Luster is an observability toolkit for Rails that doesn’t care which backend you use. Datadog today, OpenTelemetry tomorrow, same instrumentation code either way. One config change swaps the entire backend. Your code stays the same.
The out-of-the-box instrumentation from Datadog and OpenTelemetry is the bare minimum—enough to know something happened, not enough to know what went wrong. Luster’s docs push you toward manual instrumentation: wrapping your service objects, your critical paths, the code that actually matters. Auto-instrumentation gets you started; deliberate instrumentation gets you answers.
Why it exists
Most observability tools marry you to a vendor. You write Datadog-specific code, then six months later someone decides you’re moving to Honeycomb, and now you’re rewriting instrumentation across fifty services. Or you go with OpenTelemetry from the start—which is the right call—but the Rails integration story is scattered across a dozen gems with varying levels of maintenance.
The other problem is detection. N+1 queries, memory bloat, duplicate queries, slow queries—these are runtime problems. Static analysis doesn’t catch them. You find out in production, usually from a customer complaint or an alert that fires at 3am. By then the damage is done.
Luster handles both. Write instrumentation once, run it anywhere. Detect problems before they become incidents.
How it works
Include a concern in your service classes. Luster wraps execution, tracks memory delta, records timing, catches errors, and reports everything to whatever backend you’ve configured. Controllers, jobs, Sidekiq workers, and rake tasks get instrumented automatically.
class ImportService
include Luster::Concerns::Instrumented
def call
# your code here
end
end
That’s it. Duration, memory change, GC runs, errors—all tracked. Tags flow through automatically.
The trackers
Nine detection engines hook into ActiveSupport notifications and watch for problems:
The duplicate query tracker normalizes SQL and catches repeated queries—the N+1 detector. The query pattern tracker flags missing indexes, unbounded SELECTs, and queries hitting slow thresholds. Memory bloat tracking watches GC runs, heap fragmentation, and allocation spikes. Database lock detection queries PostgreSQL for long-running locks before they cascade. The serialization tracker catches those 50MB Marshal dumps that shouldn’t exist.
Each tracker reports to your backend with configurable thresholds.
Context-aware configuration
Here’s the thing about thresholds: what’s bad in a web request isn’t necessarily bad in a background job, which isn’t necessarily bad in a migration. Three duplicate queries during a page load is a problem. Twenty during a nightly data import might be fine.

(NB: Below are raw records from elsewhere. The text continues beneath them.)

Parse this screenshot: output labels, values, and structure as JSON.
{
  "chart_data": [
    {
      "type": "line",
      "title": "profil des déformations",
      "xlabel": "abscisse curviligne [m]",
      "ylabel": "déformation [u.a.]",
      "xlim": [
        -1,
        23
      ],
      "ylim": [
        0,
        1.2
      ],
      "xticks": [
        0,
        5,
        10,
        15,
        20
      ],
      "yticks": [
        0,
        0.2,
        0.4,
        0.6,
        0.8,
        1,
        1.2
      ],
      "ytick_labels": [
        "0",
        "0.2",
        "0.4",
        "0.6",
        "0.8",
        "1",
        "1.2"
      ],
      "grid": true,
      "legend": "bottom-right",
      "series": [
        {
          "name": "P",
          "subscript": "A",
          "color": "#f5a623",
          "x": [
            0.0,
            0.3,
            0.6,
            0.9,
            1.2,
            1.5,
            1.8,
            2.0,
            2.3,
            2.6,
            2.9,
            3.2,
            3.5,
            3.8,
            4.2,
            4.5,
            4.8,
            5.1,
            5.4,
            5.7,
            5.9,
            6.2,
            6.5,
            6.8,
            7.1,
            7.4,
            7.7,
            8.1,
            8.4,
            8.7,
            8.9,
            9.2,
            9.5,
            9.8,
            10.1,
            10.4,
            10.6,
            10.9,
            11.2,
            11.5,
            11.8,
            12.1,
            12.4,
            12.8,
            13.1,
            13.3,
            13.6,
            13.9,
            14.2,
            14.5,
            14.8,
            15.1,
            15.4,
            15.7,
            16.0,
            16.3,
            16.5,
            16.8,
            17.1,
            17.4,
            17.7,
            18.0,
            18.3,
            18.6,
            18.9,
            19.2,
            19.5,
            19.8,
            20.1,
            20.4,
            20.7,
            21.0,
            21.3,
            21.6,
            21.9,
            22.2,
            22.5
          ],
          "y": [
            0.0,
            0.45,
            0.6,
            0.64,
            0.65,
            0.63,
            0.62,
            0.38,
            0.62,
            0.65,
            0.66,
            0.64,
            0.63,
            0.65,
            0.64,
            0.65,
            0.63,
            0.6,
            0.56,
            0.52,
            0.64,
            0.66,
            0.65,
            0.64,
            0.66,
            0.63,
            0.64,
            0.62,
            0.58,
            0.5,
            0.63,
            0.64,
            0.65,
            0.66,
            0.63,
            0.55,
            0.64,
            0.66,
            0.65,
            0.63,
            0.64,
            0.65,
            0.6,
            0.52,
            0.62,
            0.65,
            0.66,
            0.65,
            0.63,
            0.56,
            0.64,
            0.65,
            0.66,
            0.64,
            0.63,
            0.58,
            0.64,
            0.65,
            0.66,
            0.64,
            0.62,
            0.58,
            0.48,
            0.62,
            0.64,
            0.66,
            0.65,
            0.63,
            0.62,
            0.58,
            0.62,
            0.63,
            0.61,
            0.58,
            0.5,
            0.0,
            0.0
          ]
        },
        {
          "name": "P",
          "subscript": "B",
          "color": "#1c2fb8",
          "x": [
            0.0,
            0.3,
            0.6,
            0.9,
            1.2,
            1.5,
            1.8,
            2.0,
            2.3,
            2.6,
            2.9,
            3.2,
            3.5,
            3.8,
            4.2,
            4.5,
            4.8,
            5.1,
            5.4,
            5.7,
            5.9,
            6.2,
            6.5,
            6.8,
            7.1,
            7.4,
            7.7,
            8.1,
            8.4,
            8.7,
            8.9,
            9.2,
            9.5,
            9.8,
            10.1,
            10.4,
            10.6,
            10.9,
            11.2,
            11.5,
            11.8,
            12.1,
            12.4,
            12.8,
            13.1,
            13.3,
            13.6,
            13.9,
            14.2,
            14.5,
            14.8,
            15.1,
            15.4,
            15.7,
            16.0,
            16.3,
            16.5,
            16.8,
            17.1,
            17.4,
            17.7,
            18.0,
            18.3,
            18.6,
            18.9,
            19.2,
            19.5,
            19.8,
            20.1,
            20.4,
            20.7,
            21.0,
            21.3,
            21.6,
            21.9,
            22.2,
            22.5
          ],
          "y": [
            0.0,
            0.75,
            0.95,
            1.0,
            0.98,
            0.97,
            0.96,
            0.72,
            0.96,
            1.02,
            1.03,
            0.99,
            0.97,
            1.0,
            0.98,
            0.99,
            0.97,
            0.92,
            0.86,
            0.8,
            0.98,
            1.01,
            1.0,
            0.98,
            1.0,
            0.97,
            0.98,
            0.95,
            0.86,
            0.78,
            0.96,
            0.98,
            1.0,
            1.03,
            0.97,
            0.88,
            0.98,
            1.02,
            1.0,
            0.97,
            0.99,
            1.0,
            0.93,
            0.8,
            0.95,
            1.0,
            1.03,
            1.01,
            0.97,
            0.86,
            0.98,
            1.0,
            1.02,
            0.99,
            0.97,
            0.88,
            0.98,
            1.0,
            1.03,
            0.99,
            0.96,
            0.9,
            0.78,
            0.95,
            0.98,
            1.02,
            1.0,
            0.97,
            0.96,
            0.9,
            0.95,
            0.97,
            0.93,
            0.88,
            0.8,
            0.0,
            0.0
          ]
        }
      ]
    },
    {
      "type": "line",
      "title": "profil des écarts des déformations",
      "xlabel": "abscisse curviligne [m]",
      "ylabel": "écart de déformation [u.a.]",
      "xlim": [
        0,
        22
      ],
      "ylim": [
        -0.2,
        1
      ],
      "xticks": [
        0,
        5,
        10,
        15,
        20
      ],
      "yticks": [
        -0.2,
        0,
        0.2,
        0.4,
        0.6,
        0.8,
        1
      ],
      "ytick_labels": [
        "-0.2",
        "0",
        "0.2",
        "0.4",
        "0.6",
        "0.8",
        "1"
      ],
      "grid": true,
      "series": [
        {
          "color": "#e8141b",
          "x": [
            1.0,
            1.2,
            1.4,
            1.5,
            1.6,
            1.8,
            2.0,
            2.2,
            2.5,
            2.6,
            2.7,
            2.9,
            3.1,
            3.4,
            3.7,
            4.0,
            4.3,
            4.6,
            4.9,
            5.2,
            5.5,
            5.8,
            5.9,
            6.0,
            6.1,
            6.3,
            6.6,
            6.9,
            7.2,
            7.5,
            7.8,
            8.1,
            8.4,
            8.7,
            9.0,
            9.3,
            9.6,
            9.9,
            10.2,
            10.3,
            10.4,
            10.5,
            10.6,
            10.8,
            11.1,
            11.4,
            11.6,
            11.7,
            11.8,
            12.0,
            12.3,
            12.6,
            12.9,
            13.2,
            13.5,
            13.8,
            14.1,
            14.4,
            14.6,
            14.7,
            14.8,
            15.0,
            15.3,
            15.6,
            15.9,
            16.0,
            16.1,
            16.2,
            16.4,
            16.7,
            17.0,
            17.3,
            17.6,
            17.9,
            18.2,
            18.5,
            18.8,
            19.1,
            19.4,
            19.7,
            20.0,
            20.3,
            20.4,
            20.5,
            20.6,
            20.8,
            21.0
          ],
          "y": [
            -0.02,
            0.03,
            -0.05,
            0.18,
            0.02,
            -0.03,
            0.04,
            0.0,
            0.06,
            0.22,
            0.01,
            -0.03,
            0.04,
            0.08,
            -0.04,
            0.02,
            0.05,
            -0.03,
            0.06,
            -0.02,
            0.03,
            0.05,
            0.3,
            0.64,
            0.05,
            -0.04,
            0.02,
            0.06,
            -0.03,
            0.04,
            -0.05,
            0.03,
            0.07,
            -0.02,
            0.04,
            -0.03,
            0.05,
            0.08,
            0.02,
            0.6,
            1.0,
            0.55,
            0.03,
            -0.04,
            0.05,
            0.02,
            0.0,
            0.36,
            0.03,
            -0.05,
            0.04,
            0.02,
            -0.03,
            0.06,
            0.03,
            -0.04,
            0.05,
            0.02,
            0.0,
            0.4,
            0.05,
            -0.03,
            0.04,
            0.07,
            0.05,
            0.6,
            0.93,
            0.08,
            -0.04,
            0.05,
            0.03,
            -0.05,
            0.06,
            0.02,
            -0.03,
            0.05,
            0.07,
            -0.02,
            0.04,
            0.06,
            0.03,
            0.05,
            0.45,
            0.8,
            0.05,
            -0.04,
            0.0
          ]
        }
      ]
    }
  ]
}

Luster knows the difference. Configure thresholds per context—request, job, rake, script—and each execution environment applies its own rules.
config.duplicate_query_tracker.threshold = {
request: 3,
job: 10,
rake: 50,
default: 5
}
No more global thresholds that are either too strict for batch jobs or too lenient for user-facing requests.
The backend abstraction
Both Datadog and OpenTelemetry implement the same interface. Histograms, counters, gauges, distributions, traces—all work identically. Default tags merge automatically. The backend handles the translation.
Luster.backend.current.metrics.histogram('query.duration', duration_ms, tags: ['table:users'])
That line works the same whether you’re shipping to Datadog’s agent or an OTLP collector. The decision about where metrics go lives in configuration, not scattered across your codebase.
Beyond what vendors give you
Datadog and OpenTelemetry’s Rails integrations hook into controllers, jobs, and database queries. That’s fine for knowing a request was slow. It’s useless for knowing why.
Luster gives you the tools to go deeper—instrument your service objects, your API clients, your data pipelines. The concern-based approach makes adding instrumentation trivial. The docs walk through exactly where to add it and what to track. The goal is observability that actually helps you debug, not just dashboards that confirm something is broken.
Dashboards included
Luster ships with pre-built dashboards for both Datadog and SigNoz. Import them and you’ve got visibility into request performance, job health, memory trends, query patterns, and error rates—all broken down by the tags and contexts you care about. No staring at a blank canvas trying to remember which metrics exist.
Origin
Built because I kept rewriting the same instrumentation code across projects, kept picking different backends depending on client requirements, and kept finding N+1s in production instead of development. Luster is the extraction of patterns I’d copy-pasted one too many times.